Pour répondre à ces questions, il existe principalement trois options :

  • Les enquêtes aux consommateurs
  • L’observation in situ
  • L’économie expérimentale

Enquêtes aux consommateurs et observation in situ : les limites

La limite principale des enquêtes aux consommateurs vient du fait que les résultats obtenus reposent sur des déclarations d’intention et non sur des faits avérés. Les biais des répondants sont nombreux : honnêteté, temps disponible au moment de l’enquête, connaissances sur le sujet… On peut par exemple lire que les consommateurs semblent très majoritairement prêts à payer plus cher un produit plus éthique ou de qualité élevée : par exemple, ici pour un produit fabriqué en France, là pour un produit fabriqué en région, ou encore là pour de la viande de qualité garantie.

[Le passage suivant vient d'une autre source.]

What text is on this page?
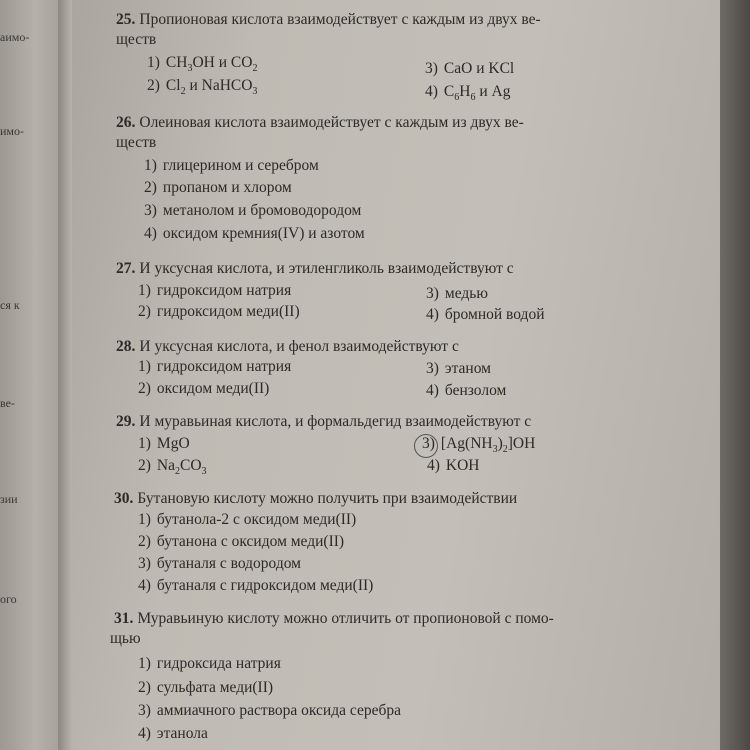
аимо-
имо-
ся к
ве-
зии
ого
25. Пропионовая кислота взаимодействует с каждым из двух ве-
ществ
1) $CH_3OH$ и $CO_2$
2) $Cl_2$ и NaHCO$_3$
3) CaO и KCl
4) $C_6H_6$ и Ag
26. Олеиновая кислота взаимодействует с каждым из двух ве-
ществ
1) глицерином и серебром
2) пропаном и хлором
3) метанолом и бромоводородом
4) оксидом кремния(IV) и азотом
27. И уксусная кислота, и этиленгликоль взаимодействуют с
1) гидроксидом натрия
2) гидроксидом меди(II)
3) медью
4) бромной водой
28. И уксусная кислота, и фенол взаимодействуют с
1) гидроксидом натрия
2) оксидом меди(II)
3) этаном
4) бензолом
29. И муравьиная кислота, и формальдегид взаимодействуют с
1) MgO
2) $Na_2CO_3$
3) $[Ag(NH_3)_2]OH$
4) KOH
30. Бутановую кислоту можно получить при взаимодействии
1) бутанола-2 с оксидом меди(II)
2) бутанона с оксидом меди(II)
3) бутаналя с водородом
4) бутаналя с гидроксидом меди(II)
31. Муравьиную кислоту можно отличить от пропионовой с помо-
щью
1) гидроксида натрия
2) сульфата меди(II)
3) аммиачного раствора оксида серебра
4) этанола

Pour autant, le prix reste à 76% le premier critère à l’achat (source : Baromètre Opinion Way pour Sofinscope – 2016), devant le goût à 40% et la date de péremption à 39%. Il est difficile de faire la différence entre intention/motivation et réalité d’achat.

 

Quant à l’observation in situ, bien que permettant de vérifier une réalité en contexte, elle nécessite que le produit à étudier soit disponible sur le marché. Elle demande des moyens importants et coûteux à déployer. Cette méthode est intéressante mais reste d’ordre empirique et les résultats obtenus sont souvent hétérogènes, longs et complexes à traiter.

L’économie expérimentale : une méthode pour « révéler » le comportement selon des protocoles scientifiques

Née au début des années 1960, l’économie expérimentale rencontre un engouement dans les années 1980 et continue encore à se développer. Elle se positionne comme une méthode alternative aux enquêtes consommateur traditionnelles permettant de confronter un produit et ses caractéristiques (propriétés sensorielles ou physiques, procédés de production, origine…) à une réalité de marché. « Il s’agit d’un outil très puissant qui permet de décortiquer les préférences des individus dans toutes leurs dimensions », explique Jean-Christian Tisserand.

 

 « Cela prend la forme d’un jeu – ou expérience –, auquel nous soumettons plusieurs groupes d’individus volontaires et tirés au sort pour étudier leur comportement, leur aversion au risque, leur disposition à payer, etc. », détaille-t-il. Plusieurs critères permettent de distinguer l’économie expérimentale face aux enquêtes de consommateurs et à l’observation in situ :

  • un environnement contrôlé (laboratoire),
  • où les biais des consommateurs sont minimisés (absence de contextualisation),
  • avec des protocoles rigoureux, incluant des instructions, des incitations, des règles du jeu, etc., afin de rendre possible le traitement et l’analyse des résultats.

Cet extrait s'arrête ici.